Through the API, Opus 4.8 costs $5 per million input tokens and $25 per million output tokens, the same as Opus 4.7. Limited free and subscription access is available through the Claude app and claude.ai, but heavy or programmatic use is billed per token.
Is Claude Opus 4.8 better than GPT-5.5?
On Anthropic's own benchmarks, Opus 4.8 leads on six of seven measures, including agentic coding, reasoning, knowledge work, and financial analysis. GPT-5.5 wins on agentic terminal coding (Terminal-Bench 2.1). "Better" depends on your task, and these are vendor-reported figures pending independent testing.
Can I run Claude Opus 4.8 locally or offline?
No. Opus 4.8 is a closed model that runs only on Anthropic's servers, so it cannot be downloaded or run offline. If local or offline operation matters to you, use open-weight models such as Gemma 4, Qwen3.6, or DeepSeek V4-Flash, which you can run on your own hardware.
How do I access Opus 4.8, and what is the API model name?
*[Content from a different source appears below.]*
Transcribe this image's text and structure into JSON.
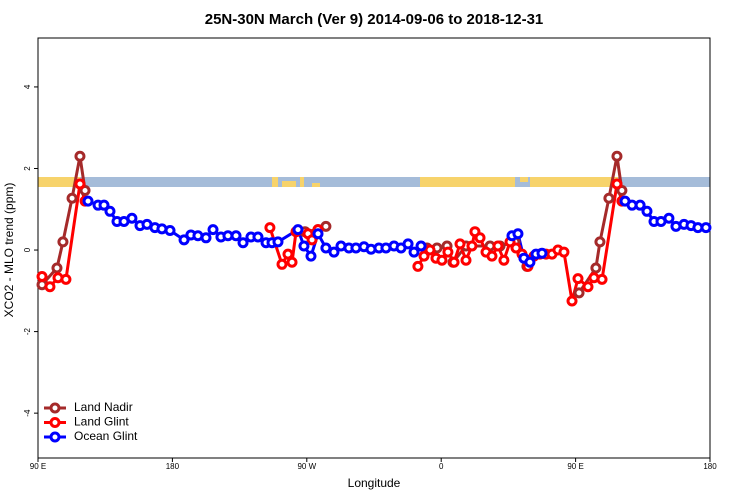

Developers use the model string claude-opus-4-8 through the Claude API. It is also available on claude.ai, in Claude Cowork, and through partners including GitHub Copilot.
What is Anthropic Mythos?
Mythos is Anthropic's higher-end model class, more capable than the publicly available Opus line and referenced internally as its strongest model. Anthropic has said Mythos-class models are slated for broader release in the coming weeks, but has not given a firm date.
What do the new effort controls do, and do they save money?
Effort controls on claude.ai and Cowork let you set how much reasoning effort Claude puts into a response. Higher effort means deeper, slower work; lower effort is faster and uses fewer tokens, which can reduce cost on tasks that do not need maximum depth.
What changed about safety and alignment in Opus 4.8?
Anthropic reports that Opus 4.8 is roughly four times less likely than 4.7 to let flaws in its own code pass unremarked, flags its uncertainty more readily, and shows lower rates of misaligned behavior. Its alignment team says the model reaches new highs on prosocial traits like supporting user autonomy.